Now that would be “mind-boggling.” Glad to hear you’re on the mend. Take care my friend.
Loved this piece!!!!
Herb
Absolutely fantastic and funny :). If you can enjoy your awesome Apple pie and ice cream, then I hope it means you’re feeling better?
Thanks Audrey! Yes, I am.
By the way, I suspect ice cream solves most everything. And there’s no need for randomized clinical trials to prove this.

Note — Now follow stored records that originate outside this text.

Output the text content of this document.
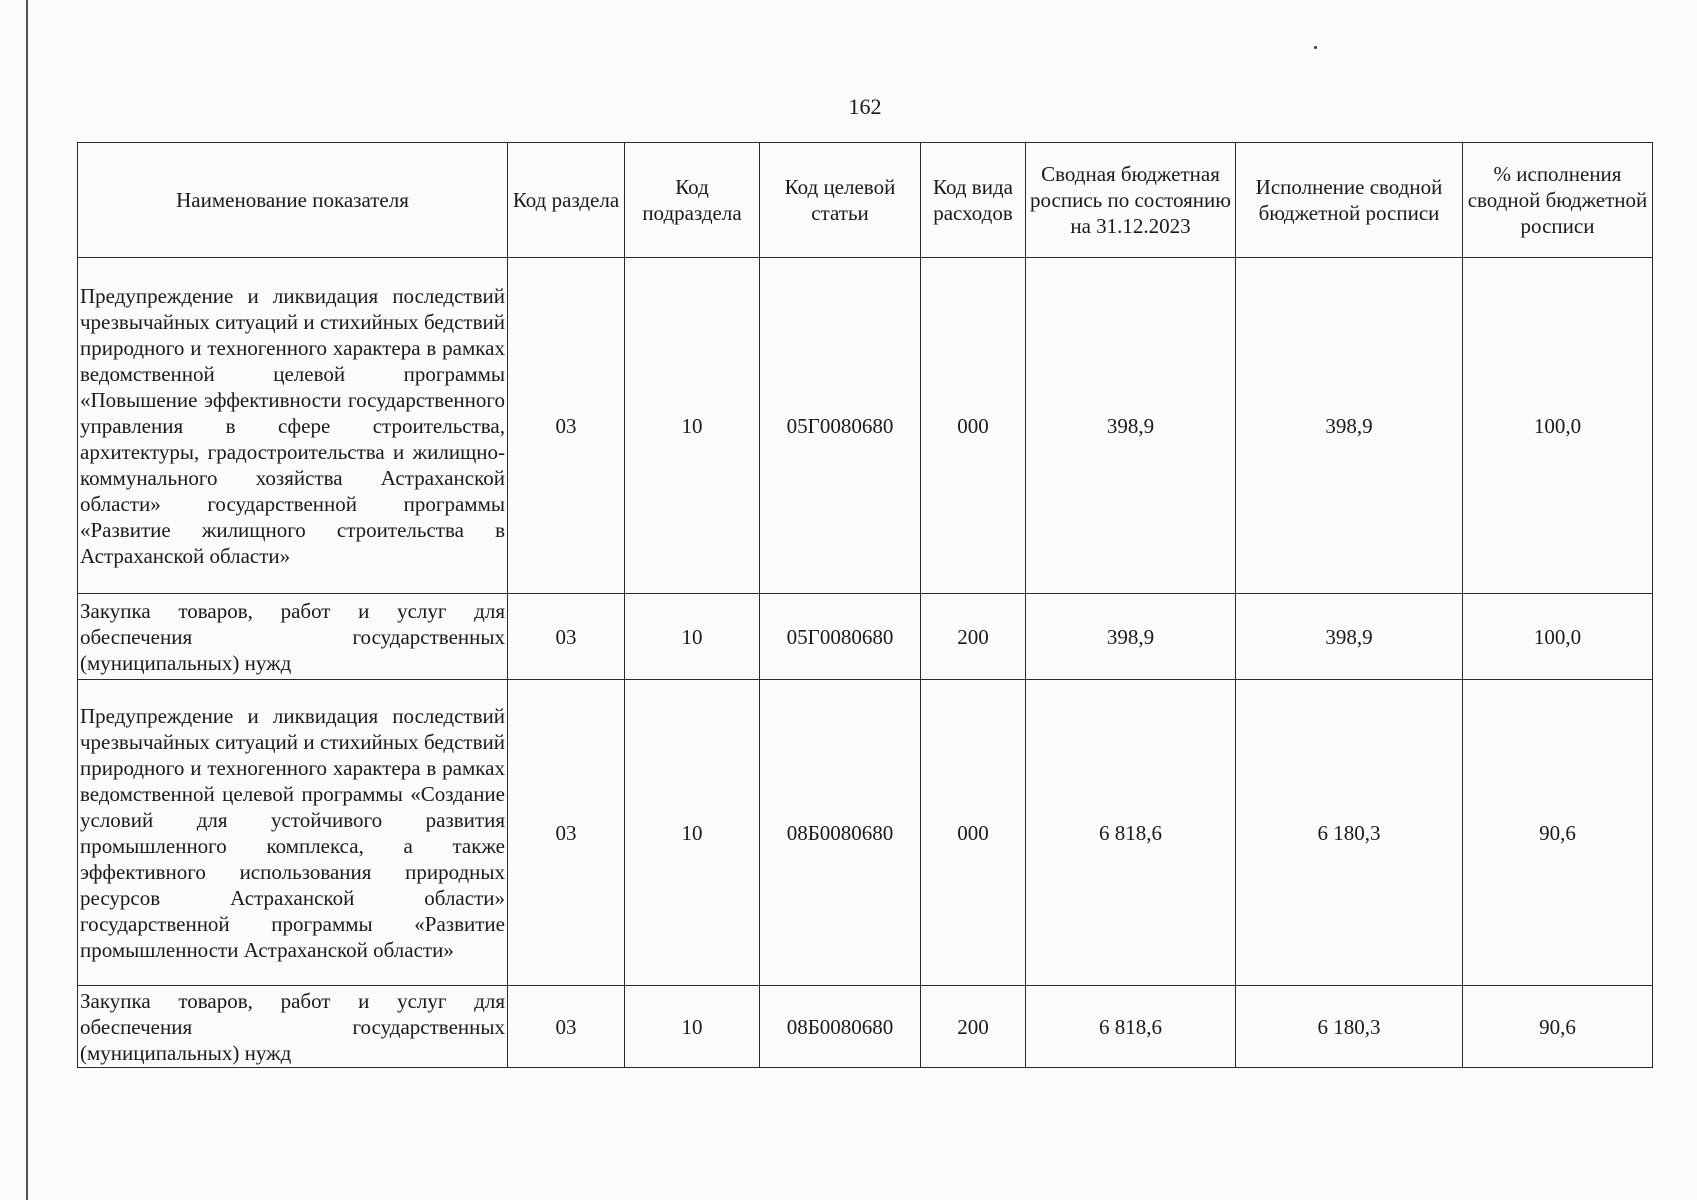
162
Наименование показателя	Код раздела	Код подраздела	Код целевой статьи	Код вида расходов	Сводная бюджетная роспись по состоянию на 31.12.2023	Исполнение сводной бюджетной росписи	% исполнения сводной бюджетной росписи
Предупреждение и ликвидация последствий чрезвычайных ситуаций и стихийных бедствий природного и техногенного характера в рамках ведомственной целевой программы «Повышение эффективности государственного управления в сфере строительства, архитектуры, градостроительства и жилищно-коммунального хозяйства Астраханской области» государственной программы «Развитие жилищного строительства в Астраханской области»	03	10	05Г0080680	000	398,9	398,9	100,0
Закупка товаров, работ и услуг для обеспечения государственных (муниципальных) нужд	03	10	05Г0080680	200	398,9	398,9	100,0
Предупреждение и ликвидация последствий чрезвычайных ситуаций и стихийных бедствий природного и техногенного характера в рамках ведомственной целевой программы «Создание условий для устойчивого развития промышленного комплекса, а также эффективного использования природных ресурсов Астраханской области» государственной программы «Развитие промышленности Астраханской области»	03	10	08Б0080680	000	6 818,6	6 180,3	90,6
Закупка товаров, работ и услуг для обеспечения государственных (муниципальных) нужд	03	10	08Б0080680	200	6 818,6	6 180,3	90,6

Wonderful article. I guess I will have to rethink that word also. I had to hold back on the exclamation marks though. Tough to do.
Ha, ha! In the end, it's all expression and conveying emotion, que no? Very amusing article. I can certainly see why you had fun writing it and it pulled you out of the funk. Here's hoping you are feeling much better.
I love it Peter! (Sorry about the exclamation point. ) This was very funny and accurate. I do think that all of the superlatives in the book need to be trotted out for Apple pie and ice cream though, especially if it is one of Renee’s. :-)
Hi All,
Peter, I loved this. When you next feel linguistically frisky, could you take up one of my generational complaints about media language? Such as "LESS people" (fewer!) and overusing "INDIVIDUALS" when "people" would do just fine. It might even remind us that the collective has merit too. GRRR!!!!!
Linguistically frisky, I love that!
Thinking Renee should make an increíble opera out of this. The reviews will be asombrosa!!!!
Gracias, Brent. Asombrosa? ¡Guau! ¡¡¡Padrísimo!!!
Is it okay to use the word neat?
Thanks Nina, that would be insane.
fun - come home to Guanajuato - it's out of this world....book a rocket.
Thanks Peter for your awesome, witty, fantastic, Over the top, One of a kind, Out of this World, incredibly brilliant Substack!!!
BTW- I plead guilty to overuse of exclamation marks!!! Thanks for “pointing” out the error of my way.